Il Regno Unito è il paese che più impone la pastorizzazione nei disciplinari delle proprie DOP (in proporzione al totale delle DOP del Paese): 5 DOP inglesi su 10 obbligano a pastorizzare, mentre 4 DOP consentono entrambe le pratiche (latte crudo o pastorizzazione) e una sola richiede latte non pastorizzato, il Bonchester Cheese. Una strategia controcorrente: i Paesi che più puntano sulla valorizzazione del patrimonio caseario – Francia, Italia, Portogallo, Svizzera – prevedono infatti il latte crudo come punto fermo.
Slow Food porta avanti da anni una battaglia in difesa del latte crudo e ha avviato finora oltre 80 Presìdi per valorizzare i formaggi tradizionali a latte crudo, molti dei quali sono tutelati anche dalla Denominazione di origine protetta.
In molti casi la convivenza fra Presidio e Denominazione di origine europea è pacifica e proficua, sostengono a Slow Food, come nel caso dell’Emmentaler in Svizzera e del Piacentinu ennese in Italia.

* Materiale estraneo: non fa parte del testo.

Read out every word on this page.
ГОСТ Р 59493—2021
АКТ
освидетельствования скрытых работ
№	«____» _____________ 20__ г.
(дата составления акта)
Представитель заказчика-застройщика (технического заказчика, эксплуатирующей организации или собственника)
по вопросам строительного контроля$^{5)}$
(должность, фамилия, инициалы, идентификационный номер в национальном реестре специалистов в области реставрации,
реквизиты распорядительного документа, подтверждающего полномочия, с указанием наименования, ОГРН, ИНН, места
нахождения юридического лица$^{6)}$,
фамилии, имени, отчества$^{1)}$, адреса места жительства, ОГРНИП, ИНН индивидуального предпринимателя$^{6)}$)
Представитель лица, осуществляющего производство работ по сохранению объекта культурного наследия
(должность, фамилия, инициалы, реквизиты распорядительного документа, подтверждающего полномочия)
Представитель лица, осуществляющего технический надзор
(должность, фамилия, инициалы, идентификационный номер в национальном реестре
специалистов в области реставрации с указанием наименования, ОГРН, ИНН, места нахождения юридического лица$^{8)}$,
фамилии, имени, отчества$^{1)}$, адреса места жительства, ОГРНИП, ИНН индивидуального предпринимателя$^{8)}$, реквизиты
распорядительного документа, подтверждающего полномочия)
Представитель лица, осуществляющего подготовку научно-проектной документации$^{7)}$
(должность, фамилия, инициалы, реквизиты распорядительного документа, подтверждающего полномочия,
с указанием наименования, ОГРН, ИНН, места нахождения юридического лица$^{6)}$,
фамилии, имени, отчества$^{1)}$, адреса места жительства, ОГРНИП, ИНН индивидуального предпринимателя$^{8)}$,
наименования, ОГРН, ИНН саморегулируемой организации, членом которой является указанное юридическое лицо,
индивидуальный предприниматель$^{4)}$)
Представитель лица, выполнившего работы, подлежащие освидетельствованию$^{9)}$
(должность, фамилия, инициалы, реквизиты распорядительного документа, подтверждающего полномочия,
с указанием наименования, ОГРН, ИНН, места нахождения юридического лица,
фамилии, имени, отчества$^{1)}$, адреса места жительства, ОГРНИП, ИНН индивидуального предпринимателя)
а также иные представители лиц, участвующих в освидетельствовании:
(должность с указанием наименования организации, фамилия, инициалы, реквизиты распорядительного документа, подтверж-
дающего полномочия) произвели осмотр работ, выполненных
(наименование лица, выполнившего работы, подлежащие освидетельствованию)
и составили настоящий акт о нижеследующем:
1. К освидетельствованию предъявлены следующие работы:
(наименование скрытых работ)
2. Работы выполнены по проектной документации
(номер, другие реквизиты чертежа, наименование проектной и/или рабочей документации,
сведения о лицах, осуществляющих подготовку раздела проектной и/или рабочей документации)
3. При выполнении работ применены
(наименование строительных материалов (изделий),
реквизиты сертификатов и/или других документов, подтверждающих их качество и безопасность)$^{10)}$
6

Se si analizza lo stato delle DOP europee, emerge che i disciplinari di produzione nel 39% dei casi obbligano i produttori a usare latte crudo e solo l’8% delle DOP dei formaggi impongono la pastorizzazione. Il 53% dei disciplinari di DOP non dà tuttavia alcuna indicazione in merito al trattamento termico del latte. Questa ambiguità, com’è facilmente intuibile, spalanca le porte alla produzione industriale, con latte pastorizzato e fermenti selezionati alloctoni.